First of all, it's not just in one operating system, because that's not what we believe in. It's available on all your devices and all your experiences.

So I'm running late to a meeting. The personal assistant realizes that, automatically on my behalf reschedules or notifies the person because it knows my calendar. I'm not doing some texting and driving. That's one trivial example.

The ability for Cortana to proactively look at events that are happening in the real world, like whenever I look at it, every morning I look to see that Cortana is highlighting any particular meetings that are coming up, or any news articles that are relevant to the meetings that I even have, and it flags them to me.

Every day before going home, if I want to check traffic, instead of issuing another query I just say, "Cortana, what's the traffic home?" And it knows because it knows where exactly my home is, and can issue that query.

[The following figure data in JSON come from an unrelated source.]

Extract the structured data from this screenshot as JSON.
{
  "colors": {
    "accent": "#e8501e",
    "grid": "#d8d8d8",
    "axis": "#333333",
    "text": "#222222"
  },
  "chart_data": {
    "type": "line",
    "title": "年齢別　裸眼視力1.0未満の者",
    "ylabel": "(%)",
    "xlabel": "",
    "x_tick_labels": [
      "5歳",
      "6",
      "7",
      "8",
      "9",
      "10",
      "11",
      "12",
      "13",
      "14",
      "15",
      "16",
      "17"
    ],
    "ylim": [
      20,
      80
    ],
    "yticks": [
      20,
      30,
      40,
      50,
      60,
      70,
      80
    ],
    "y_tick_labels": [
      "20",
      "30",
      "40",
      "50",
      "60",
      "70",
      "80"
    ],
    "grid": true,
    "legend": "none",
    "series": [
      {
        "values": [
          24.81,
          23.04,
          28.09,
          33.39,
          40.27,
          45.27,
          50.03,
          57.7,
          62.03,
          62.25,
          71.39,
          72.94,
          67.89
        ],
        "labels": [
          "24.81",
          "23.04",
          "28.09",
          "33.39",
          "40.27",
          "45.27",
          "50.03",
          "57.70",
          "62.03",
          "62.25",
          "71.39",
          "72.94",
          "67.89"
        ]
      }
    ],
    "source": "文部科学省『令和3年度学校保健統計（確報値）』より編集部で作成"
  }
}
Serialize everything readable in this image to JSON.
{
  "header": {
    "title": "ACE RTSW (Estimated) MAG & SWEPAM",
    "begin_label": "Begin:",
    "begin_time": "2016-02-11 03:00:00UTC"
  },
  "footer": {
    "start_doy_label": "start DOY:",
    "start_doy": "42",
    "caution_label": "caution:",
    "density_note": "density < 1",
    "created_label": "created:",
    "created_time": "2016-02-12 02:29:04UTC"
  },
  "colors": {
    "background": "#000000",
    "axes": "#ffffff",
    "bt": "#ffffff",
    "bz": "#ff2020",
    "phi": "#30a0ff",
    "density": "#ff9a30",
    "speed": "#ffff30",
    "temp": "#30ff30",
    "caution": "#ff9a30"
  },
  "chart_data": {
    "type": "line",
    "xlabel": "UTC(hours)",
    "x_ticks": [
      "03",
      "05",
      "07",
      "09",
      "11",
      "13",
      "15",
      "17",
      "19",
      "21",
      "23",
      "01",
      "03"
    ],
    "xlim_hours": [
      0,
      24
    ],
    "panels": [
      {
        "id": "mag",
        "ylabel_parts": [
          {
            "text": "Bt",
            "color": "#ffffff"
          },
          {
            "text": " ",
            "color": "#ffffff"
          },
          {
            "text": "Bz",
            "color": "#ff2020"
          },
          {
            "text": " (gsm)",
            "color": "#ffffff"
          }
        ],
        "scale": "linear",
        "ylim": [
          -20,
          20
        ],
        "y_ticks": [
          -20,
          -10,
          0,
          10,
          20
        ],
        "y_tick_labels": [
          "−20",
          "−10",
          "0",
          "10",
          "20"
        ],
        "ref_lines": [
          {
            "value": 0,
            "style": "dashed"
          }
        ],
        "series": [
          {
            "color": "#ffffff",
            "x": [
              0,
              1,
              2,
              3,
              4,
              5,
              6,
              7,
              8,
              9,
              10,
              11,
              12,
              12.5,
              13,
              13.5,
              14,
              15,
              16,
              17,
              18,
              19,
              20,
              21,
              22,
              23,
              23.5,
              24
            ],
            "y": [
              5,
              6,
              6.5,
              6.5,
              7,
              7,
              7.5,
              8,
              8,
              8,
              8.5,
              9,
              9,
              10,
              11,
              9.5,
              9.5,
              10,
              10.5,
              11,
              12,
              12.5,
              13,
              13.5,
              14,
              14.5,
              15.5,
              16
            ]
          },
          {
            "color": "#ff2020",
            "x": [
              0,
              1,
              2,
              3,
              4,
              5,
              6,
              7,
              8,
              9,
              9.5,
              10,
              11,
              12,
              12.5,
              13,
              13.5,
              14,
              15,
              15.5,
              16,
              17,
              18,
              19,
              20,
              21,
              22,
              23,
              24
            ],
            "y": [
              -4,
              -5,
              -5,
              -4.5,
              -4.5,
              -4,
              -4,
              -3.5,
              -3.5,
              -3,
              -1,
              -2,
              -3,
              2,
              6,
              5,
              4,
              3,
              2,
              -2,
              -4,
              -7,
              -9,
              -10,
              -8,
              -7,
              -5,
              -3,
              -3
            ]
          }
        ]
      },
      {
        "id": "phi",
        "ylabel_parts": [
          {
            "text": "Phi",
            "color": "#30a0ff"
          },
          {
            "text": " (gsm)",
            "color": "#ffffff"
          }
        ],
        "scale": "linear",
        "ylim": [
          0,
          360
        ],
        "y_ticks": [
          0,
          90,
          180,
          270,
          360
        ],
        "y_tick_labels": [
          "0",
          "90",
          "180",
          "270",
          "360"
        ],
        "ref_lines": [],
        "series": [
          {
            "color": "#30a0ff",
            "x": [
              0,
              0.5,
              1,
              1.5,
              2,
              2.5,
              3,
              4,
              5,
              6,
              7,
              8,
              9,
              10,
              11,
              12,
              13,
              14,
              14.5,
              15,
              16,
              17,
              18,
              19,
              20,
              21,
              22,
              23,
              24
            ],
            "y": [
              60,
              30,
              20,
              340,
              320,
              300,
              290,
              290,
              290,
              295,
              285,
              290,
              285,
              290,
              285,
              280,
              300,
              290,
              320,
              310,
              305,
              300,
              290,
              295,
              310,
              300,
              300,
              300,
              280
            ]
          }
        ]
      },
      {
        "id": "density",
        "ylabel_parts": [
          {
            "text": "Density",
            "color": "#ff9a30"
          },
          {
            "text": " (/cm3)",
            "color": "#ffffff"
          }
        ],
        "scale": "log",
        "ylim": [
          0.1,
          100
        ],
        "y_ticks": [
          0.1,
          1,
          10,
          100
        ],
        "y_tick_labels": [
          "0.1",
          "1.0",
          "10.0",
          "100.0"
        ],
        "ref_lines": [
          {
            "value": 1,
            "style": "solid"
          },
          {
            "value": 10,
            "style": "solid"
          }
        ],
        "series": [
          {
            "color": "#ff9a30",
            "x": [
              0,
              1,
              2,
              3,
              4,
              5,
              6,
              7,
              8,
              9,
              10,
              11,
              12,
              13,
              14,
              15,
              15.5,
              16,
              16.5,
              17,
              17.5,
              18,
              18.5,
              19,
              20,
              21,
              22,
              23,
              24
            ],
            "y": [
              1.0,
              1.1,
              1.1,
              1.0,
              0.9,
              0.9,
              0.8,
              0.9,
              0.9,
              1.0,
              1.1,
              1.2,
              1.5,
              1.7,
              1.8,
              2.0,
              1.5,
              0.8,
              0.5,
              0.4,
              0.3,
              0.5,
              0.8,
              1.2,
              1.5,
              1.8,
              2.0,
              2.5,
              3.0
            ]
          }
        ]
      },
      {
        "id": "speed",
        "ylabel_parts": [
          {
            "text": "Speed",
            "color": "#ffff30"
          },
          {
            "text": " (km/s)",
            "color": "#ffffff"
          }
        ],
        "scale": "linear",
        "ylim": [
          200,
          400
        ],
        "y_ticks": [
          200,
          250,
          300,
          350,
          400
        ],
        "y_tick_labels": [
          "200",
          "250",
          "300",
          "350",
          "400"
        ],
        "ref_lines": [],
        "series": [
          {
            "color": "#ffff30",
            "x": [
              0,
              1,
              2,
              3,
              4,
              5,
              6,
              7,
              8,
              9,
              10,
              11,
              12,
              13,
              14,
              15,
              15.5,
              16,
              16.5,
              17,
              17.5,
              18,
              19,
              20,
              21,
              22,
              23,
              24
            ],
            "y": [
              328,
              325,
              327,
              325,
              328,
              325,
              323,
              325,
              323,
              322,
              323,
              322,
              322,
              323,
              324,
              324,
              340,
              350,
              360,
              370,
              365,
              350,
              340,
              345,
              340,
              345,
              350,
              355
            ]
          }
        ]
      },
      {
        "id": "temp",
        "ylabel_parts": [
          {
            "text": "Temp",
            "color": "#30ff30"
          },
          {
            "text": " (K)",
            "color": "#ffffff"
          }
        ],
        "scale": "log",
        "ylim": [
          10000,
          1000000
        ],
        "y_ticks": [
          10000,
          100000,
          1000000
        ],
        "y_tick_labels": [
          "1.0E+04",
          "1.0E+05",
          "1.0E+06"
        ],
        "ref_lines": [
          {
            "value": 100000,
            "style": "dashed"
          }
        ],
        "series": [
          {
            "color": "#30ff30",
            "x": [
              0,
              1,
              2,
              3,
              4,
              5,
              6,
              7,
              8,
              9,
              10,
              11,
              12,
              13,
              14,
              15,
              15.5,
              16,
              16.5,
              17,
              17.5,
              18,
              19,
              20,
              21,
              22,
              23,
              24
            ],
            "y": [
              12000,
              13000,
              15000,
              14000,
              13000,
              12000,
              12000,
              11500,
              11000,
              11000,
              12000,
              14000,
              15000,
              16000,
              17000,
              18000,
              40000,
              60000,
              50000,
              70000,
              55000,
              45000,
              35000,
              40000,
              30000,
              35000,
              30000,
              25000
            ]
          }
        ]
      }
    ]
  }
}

So those are everyday things that I think an intelligent agent or a personal assistant can help you with.

(On the business side), customer support is a great one - any data source that was previously available now can be brought to you. Instead of you going to 20 apps and having to do all of this in your own head, what if all the apps came to you, whether they be through bots in a conversational canvas like Skype or through a personal digital assistant?

Rosoff: So you talked a little bit about the challenge that developers have creating applications for multiple platforms. Flipping that around, there wasn't a whole lot of talk about Microsoft's own mobile platform at Build. What does Microsoft get by continuing to have and develop a mobile platform?

Nadella: First of all, I don't think of Windows for mobile differently than Windows for HoloLens, or Windows for Xbox now. We have only one Windows. We don't have multiple Windows. They run across multiple form factors, but it's one developer platform, one store, one tool chain for developers. And you adapt it for different screen sizes and different input and output. 

But what we get....I'm not trying to be another phone guy with the other person's rules. What is unique about our phones is this Continuum feature. If anything, we will want to continue to build that capability out.

Just like how with Surface we were able to create a category. Three years ago most people would have said "what is a two-in-one"? And now even Apple has a two-in-one. And so three years from now, I hope that people will look and say, "oh wow, that's right, this is a phone that can also be a PC."

Take emerging markets. India for sure is a mobile-first country. But I don't think it will be a mobile-only country for all time. An emerging market will have more computing in their lives, not less computing, as there is more GDP and there is more need. As they grow they will also want computers that grow from their phone. What's the most logical thing? I would claim it's a Continuum phone, which means that it can have other forms of input beyond touch.

You can read the full interview here. It's about ten times longer than the extract above, so do grab a cup of coffee etc.

These are thoughts that we've been emphasising on AAWP for the last year or so, of course, but it's good to hear Microsoft's CEO centring in on 'One Windows'. For the umpteenth time, Windows Phone's development has indeed stopped dead, but it has evolved into Windows 10 Mobile, part of a much bigger platform, and the devices of most people reading this are fully compatible and, in fact, have probably already been upgraded.

Satya then talked about 'Continuum-capable phones' as the future. Whether this happens through a single computing platform (Windows 10) or through ever-more-integrated services remains to be seen. Hopefully the best of both will emerge to really help the digital natives of 2020 to 2030.